L'Autista si è appena trasferito a Los Angeles, dove incontra la sua vicina di casa: praticamente è colpo di fulmine, ma non dichiarato. Irene (Carey Mulligan) ha un figlio piccolo, Benicio, e un marito in carcere, Standard. Gosling allora decide di passare il suo tempo ad aiutare Irene e il bambino, con cui stringe due rapporti di forte amicizia. Nel frattempo, Benicio viene liberato: giura di aver chiuso con la malavita, ma Gosling lo trova sanguinante in garage pochi giorni dopo. Alcuni uomini lo avevano malmenato dopo che Standard aveva rifiutato di compiere una rapina per saldare un vecchio debito coi loro boss, giurando che le prossime vittime sarebbero state proprio Irene e Benicio. Allora, l'autista e Standard, diventati nel frattempo amici, organizzano una rapina, l'ultima per entrambi, con cui saldare i debiti e chiudere definitivamente la storia. Ma questa va male, e Standard viene ucciso dagli scagnozzi del boss creditore all'uscita del negozio. L'Aautista scappa col denaro: da qui, si scatena la fame di vendetta del protagonista, che non punta a tenersi il bottino della rapina (tanto che da subito se ne vorrebbe sbarazzare) ma soltanto a fare giustizia sull'ingiusta morte di Standard, che ha rovinato la vita di Irene e Benicio. La durezza delle immagini che seguono da questo momento in poi può far pensare a un film che punta solo sul sangue e sulla violenza per fare incassi, ma a me "Drive" è parso molto di più: la psicologia profonda del personaggio dell'autista fa riflettere, ed è affidata ad una frase pronunciata da Benicio in un momento del film che apparentemente passa inosservato, mentre guarda la tv: "non esistono squali buoni".
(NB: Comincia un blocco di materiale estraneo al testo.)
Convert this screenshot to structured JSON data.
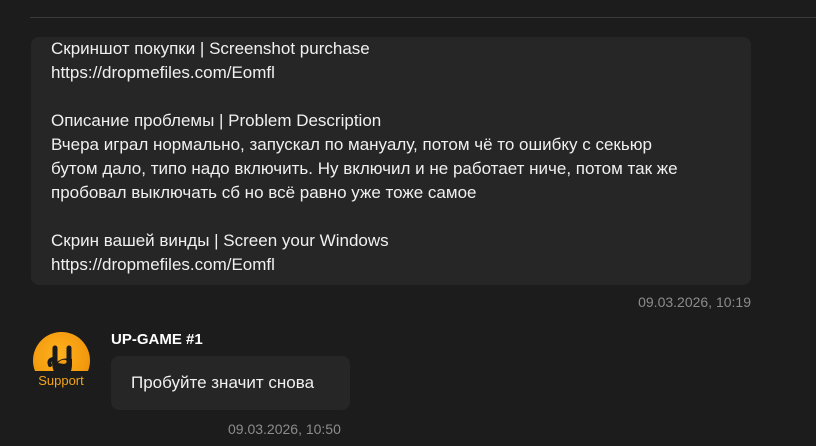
{
  "user_message": {
    "lines": [
      "Скриншот покупки | Screenshot purchase",
      "https://dropmefiles.com/Eomfl",
      "",
      "Описание проблемы | Problem Description",
      "Вчера играл нормально, запускал по мануалу, потом чё то ошибку с секьюр",
      "бутом дало, типо надо включить. Ну включил и не работает ниче, потом так же",
      "пробовал выключать сб но всё равно уже тоже самое",
      "",
      "Скрин вашей винды | Screen your Windows",
      "https://dropmefiles.com/Eomfl"
    ],
    "timestamp": "09.03.2026, 10:19"
  },
  "support_message": {
    "sender": "UP-GAME #1",
    "badge": "Support",
    "avatar_icon": "rock-hand-icon",
    "text": "Пробуйте значит снова",
    "timestamp": "09.03.2026, 10:50"
  },
  "colors": {
    "background": "#1c1c1c",
    "bubble": "#262626",
    "accent": "#f3a41a",
    "text": "#f0f0f0",
    "muted": "#8c8c8c"
  }
}
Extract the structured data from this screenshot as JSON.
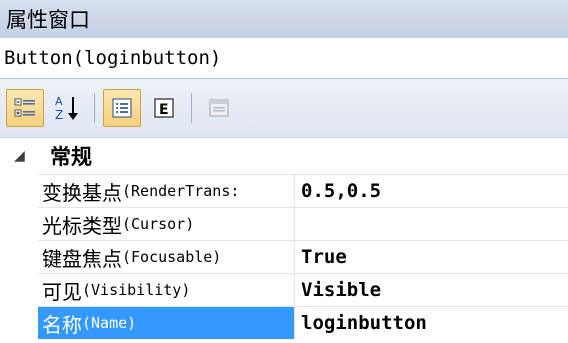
{
  "window": {
    "title": "属性窗口"
  },
  "object": {
    "label": "Button(loginbutton)"
  },
  "toolbar": {
    "buttons": [
      {
        "icon": "categorized-icon",
        "active": true
      },
      {
        "icon": "alphabetical-sort-icon",
        "active": false
      },
      {
        "icon": "properties-icon",
        "active": true
      },
      {
        "icon": "events-icon",
        "active": false
      },
      {
        "icon": "property-pages-icon",
        "active": false,
        "disabled": true
      }
    ]
  },
  "grid": {
    "category": {
      "toggle": "◢",
      "label": "常规"
    },
    "rows": [
      {
        "name_cn": "变换基点",
        "name_en": "(RenderTrans:",
        "value": "0.5,0.5",
        "selected": false
      },
      {
        "name_cn": "光标类型",
        "name_en": "(Cursor)",
        "value": "",
        "selected": false
      },
      {
        "name_cn": "键盘焦点",
        "name_en": "(Focusable)",
        "value": "True",
        "selected": false
      },
      {
        "name_cn": "可见",
        "name_en": "(Visibility)",
        "value": "Visible",
        "selected": false
      },
      {
        "name_cn": "名称",
        "name_en": "(Name)",
        "value": "loginbutton",
        "selected": true
      }
    ]
  },
  "colors": {
    "titlebar": "#c3d1e4",
    "selection": "#3399ff",
    "toolbar_active": "#f5d07c"
  }
}
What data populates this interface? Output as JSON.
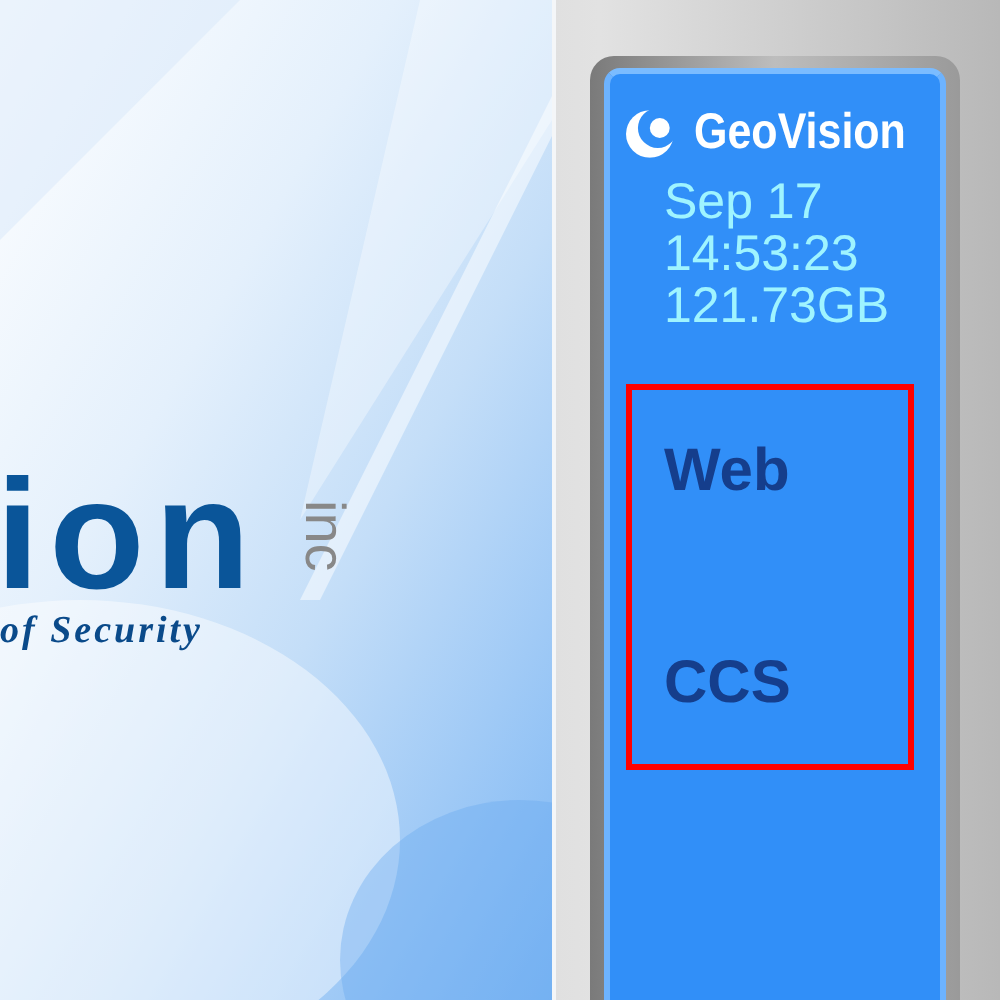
{
  "splash": {
    "wordmark": "ion",
    "suffix": "inc",
    "tagline": "of Security"
  },
  "status_panel": {
    "brand": "GeoVision",
    "date": "Sep 17",
    "time": "14:53:23",
    "storage": "121.73GB",
    "links": [
      {
        "label": "Web"
      },
      {
        "label": "CCS"
      }
    ]
  }
}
Lascio a voi la visione, ve lo consiglio davvero: all'inizio pensavo si trattasse di un'americanata o di qualcosa di simile, di un film basato su storie storpiate di famiglie mafiose che lottano fra di loro come molti altri. La componente violenta c'è -il film è uno dei più duri che abbia mai visto- sicuramente, ma non bisogna soffermarsi soltanto su questa. La scelta della musica, i tempi che si spezzano all'improvviso nell'andatura generale veloce del film, le interpretazioni rendono il film da vedere assolutamente, magari al cinema dove l'effetto sonoro rende molto di più.